Yip Steven M, Heng Daniel Y C, Tang Patricia A
Department of Oncology, University of Calgary, Tom Baker Cancer Centre, Calgary, Alberta, Canada.
J Kidney Cancer VHL. 2016 Mar 22;3(1):12-22. doi: 10.15586/jkcvhl.2016.45. eCollection 2016.
Treatment of metastatic renal cell cancer (mRCC) currently focuses on inhibition of the vascular endothelial growth factor pathway and the mammalian target of rapamycin (mTOR) pathway. Obesity confers a higher risk of RCC. However, the influence of obesity on clinical outcomes in mRCC in the era of targeted therapy is less clear. This review focuses on the impact of body composition on targeted therapy outcomes in mRCC. The International Metastatic Renal Cell Carcinoma Database Consortium database has the largest series of patients evaluating the impact of body mass index (BMI) on outcomes in mRCC patients treated with targeted therapy. Overall survival was significantly improved in overweight patients (BMI ≥ 25 kg/m), and this observation was externally validated in patients who participated in Pfizer trials. In contrast, sarcopenia is consistently associated with increased toxicity to inhibitors of angiogenesis and mTOR. Strengthening patients with mRCC and sarcopenia, through a structured exercise program and dietary intervention, may improve outcomes in mRCC treated with targeted therapies. At the same time, the paradox of obesity being a risk factor for RCC while offering a better overall survival in response to targeted therapy needs to be further evaluated.

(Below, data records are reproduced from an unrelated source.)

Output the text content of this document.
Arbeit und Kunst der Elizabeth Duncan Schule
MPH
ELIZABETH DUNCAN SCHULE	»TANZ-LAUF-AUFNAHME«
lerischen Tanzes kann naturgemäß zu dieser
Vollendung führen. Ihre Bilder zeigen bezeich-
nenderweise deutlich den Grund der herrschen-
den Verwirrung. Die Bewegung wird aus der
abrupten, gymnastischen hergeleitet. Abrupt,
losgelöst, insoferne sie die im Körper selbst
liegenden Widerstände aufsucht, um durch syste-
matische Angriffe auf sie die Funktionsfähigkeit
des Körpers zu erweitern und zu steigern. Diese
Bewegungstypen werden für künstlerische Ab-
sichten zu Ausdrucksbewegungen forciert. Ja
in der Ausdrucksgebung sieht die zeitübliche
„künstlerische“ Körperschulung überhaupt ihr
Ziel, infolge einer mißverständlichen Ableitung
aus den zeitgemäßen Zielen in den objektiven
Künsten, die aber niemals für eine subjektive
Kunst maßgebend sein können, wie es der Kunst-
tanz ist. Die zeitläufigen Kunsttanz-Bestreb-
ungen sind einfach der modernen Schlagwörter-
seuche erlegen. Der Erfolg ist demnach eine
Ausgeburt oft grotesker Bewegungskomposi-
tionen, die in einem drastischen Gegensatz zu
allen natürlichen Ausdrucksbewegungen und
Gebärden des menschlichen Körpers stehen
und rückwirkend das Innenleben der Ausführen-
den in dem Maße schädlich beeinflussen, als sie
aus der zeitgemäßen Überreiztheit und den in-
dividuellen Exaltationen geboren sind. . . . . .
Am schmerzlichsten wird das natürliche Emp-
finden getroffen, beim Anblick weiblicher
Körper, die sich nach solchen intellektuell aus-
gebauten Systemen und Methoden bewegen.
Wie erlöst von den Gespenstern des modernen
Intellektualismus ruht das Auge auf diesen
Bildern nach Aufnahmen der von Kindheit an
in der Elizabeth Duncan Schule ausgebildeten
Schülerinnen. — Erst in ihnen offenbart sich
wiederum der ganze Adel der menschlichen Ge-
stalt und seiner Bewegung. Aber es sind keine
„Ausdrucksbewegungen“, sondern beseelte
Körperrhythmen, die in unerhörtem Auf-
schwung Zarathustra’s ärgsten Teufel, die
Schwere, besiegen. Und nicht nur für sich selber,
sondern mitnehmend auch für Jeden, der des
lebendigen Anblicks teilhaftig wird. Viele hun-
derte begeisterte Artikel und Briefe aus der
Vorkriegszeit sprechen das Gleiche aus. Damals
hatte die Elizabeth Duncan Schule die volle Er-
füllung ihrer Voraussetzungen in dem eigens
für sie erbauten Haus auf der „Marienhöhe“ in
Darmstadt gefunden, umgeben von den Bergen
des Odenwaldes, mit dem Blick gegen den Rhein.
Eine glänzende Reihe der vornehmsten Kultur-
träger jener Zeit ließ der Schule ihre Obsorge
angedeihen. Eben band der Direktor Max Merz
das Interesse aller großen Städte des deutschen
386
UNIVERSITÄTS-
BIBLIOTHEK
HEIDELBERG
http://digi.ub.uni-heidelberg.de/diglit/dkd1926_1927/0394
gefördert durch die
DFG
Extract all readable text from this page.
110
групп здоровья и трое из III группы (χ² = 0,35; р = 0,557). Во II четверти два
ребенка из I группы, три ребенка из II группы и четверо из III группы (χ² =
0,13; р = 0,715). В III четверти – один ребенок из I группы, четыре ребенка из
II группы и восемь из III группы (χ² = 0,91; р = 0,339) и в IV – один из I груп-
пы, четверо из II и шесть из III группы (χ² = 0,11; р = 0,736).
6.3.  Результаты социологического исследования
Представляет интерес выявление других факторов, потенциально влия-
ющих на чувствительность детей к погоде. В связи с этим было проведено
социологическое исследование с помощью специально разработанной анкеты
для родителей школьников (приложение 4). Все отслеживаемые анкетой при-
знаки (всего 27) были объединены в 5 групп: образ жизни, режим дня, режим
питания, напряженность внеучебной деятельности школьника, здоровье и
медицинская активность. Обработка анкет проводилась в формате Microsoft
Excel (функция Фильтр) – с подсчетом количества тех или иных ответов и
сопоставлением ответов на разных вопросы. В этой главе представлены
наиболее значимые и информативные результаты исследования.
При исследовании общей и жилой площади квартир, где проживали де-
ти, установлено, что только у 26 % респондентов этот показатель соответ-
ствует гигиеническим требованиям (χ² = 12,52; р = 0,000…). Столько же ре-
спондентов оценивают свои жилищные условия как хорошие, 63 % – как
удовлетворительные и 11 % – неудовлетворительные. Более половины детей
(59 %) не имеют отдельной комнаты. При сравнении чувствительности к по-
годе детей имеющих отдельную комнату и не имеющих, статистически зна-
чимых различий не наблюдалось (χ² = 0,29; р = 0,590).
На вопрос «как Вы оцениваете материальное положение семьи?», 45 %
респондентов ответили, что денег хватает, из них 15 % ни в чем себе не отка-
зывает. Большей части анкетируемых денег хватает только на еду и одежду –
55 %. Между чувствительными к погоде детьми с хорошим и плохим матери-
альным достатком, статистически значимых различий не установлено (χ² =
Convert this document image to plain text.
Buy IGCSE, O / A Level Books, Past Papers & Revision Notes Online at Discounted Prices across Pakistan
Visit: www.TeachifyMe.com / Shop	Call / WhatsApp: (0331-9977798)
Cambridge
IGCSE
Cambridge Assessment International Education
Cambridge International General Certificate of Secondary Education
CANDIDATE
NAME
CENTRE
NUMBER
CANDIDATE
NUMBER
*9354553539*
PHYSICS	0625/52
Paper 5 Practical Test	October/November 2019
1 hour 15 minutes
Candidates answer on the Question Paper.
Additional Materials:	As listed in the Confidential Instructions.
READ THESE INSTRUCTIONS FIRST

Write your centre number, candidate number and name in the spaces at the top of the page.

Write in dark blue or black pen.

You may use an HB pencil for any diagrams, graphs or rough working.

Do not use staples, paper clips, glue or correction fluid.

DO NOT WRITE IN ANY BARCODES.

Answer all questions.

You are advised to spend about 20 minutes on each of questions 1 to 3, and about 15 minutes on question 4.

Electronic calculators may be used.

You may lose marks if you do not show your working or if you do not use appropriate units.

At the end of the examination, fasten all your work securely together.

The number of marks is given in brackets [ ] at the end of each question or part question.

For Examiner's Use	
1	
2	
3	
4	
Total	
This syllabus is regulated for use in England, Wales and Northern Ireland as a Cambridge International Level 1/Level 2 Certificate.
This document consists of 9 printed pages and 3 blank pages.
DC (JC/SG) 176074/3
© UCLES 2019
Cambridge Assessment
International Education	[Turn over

转移性肾细胞癌(mRCC)的治疗目前主要集中在抑制血管内皮生长因子途径和雷帕霉素哺乳动物靶点(mTOR)途径。肥胖会增加患肾细胞癌的风险。然而,在靶向治疗时代,肥胖对mRCC临床结局的影响尚不清楚。本综述重点关注身体组成对mRCC靶向治疗结局的影响。国际转移性肾细胞癌数据库联盟数据库拥有评估体重指数(BMI)对接受靶向治疗的mRCC患者结局影响的最大患者系列。超重患者(BMI≥25kg/m²)的总生存期显著改善,这一观察结果在参与辉瑞试验的患者中得到了外部验证。相比之下,肌肉减少症一直与血管生成抑制剂和mTOR抑制剂的毒性增加相关。通过结构化运动计划和饮食干预增强mRCC合并肌肉减少症的患者,可能会改善接受靶向治疗的mRCC患者的结局。同时,肥胖作为肾细胞癌的危险因素却在靶向治疗中具有更好的总生存期这一矛盾现象需要进一步评估。